S3Export with Partition (BEST / or any other column) turned out to export the files successfully. Though it isn't super fast, considering the volume of data, we felt ok with the performance. However, we realized the files had data quality issues, specifically with 'date' columns. We noticed many records with incorrect values for date columns.
Post some self research, found that - ‘PARTITION BEST’ or Partition on columns isn’t advised to be used on UDTs that aren’t thread safe. 'PARTITION NODES' is the one to be used.
'PARTITION NODES' seem to export all the data accurately, however it only generated one file per node and took much longer time. This also resulted in huge sized files.

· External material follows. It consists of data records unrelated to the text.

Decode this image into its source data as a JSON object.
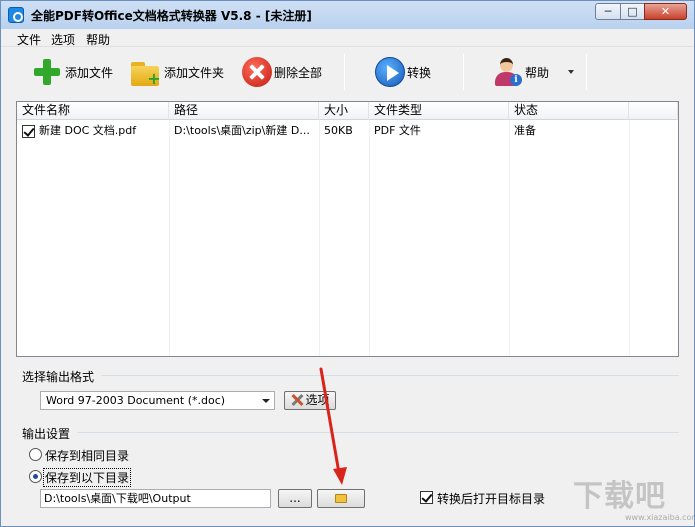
{
  "window": {
    "title": "全能PDF转Office文档格式转换器 V5.8  -  [未注册]",
    "controls": {
      "minimize": "─",
      "maximize": "□",
      "close": "✕"
    }
  },
  "menu": [
    {
      "label": "文件"
    },
    {
      "label": "选项"
    },
    {
      "label": "帮助"
    }
  ],
  "toolbar": {
    "add_file": "添加文件",
    "add_folder": "添加文件夹",
    "delete_all": "删除全部",
    "convert": "转换",
    "help": "帮助",
    "icons": {
      "add_file": "plus-icon",
      "add_folder": "folder-add-icon",
      "delete_all": "delete-icon",
      "convert": "play-icon",
      "help": "user-help-icon"
    }
  },
  "file_list": {
    "columns": [
      "文件名称",
      "路径",
      "大小",
      "文件类型",
      "状态"
    ],
    "rows": [
      {
        "checked": true,
        "name": "新建 DOC 文档.pdf",
        "path": "D:\\tools\\桌面\\zip\\新建 D...",
        "size": "50KB",
        "type": "PDF 文件",
        "status": "准备"
      }
    ]
  },
  "output_format": {
    "group_label": "选择输出格式",
    "selected": "Word 97-2003 Document (*.doc)",
    "options_button": "选项"
  },
  "output_settings": {
    "group_label": "输出设置",
    "same_dir_label": "保存到相同目录",
    "custom_dir_label": "保存到以下目录",
    "selected": "custom",
    "path": "D:\\tools\\桌面\\下载吧\\Output",
    "browse_button": "...",
    "open_after_label": "转换后打开目标目录",
    "open_after_checked": true
  },
  "watermark": {
    "text": "下载吧",
    "sub": "www.xiazaiba.com"
  },
  "colors": {
    "arrow": "#d9241b",
    "titlebar": "#c4d8f1",
    "accent": "#1659b8"
  }
}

As we have further processing requirements (to COPY onto Redshift database) on these exported files, we need them to be much smaller.
Any suggestions on if we could get the S3Export provide the accurate data in multiple smaller sized files?
Best Answer
-
Jim_Knicely - Select Field - Administrator
There is a fix in Vertica 9.1.1-1 (Release on 08/27/2018). VER-63693 - S3. Before this release, S3Export was not thread safe when the data contains time/date values. This means S3Export should not be used with PARTITION BEST when exporting time/date values before this fix.
See:
https://www.vertica.com/docs/ReleaseNotes/9.1.x/Vertica_9.1.x_Release_Notes.htm5
Answers
@Srivalli - Which version of Vertica are you running?
@Srivalli Did you try the offset clause to select small number of rows? You can use it with S3Export.
https://www.vertica.com/docs/9.3.x/HTML/Content/Authoring/SQLReferenceManual/Statements/SELECT/OFFSETClause.htm?zoom_highlight=offset
@Jim_Knicely ,
We have Vertica 9.1.0-1
@SruthiA ,
The issue isn't just when exporting huge volumes of data.
I even tried exporting a small subset of data (6000 records) using (PARTITION BEST) and could still the issue with date type columns.
Note that I did give a try using OFFSET and LIMIT on the small subset of table, the results exported are still inaccurate.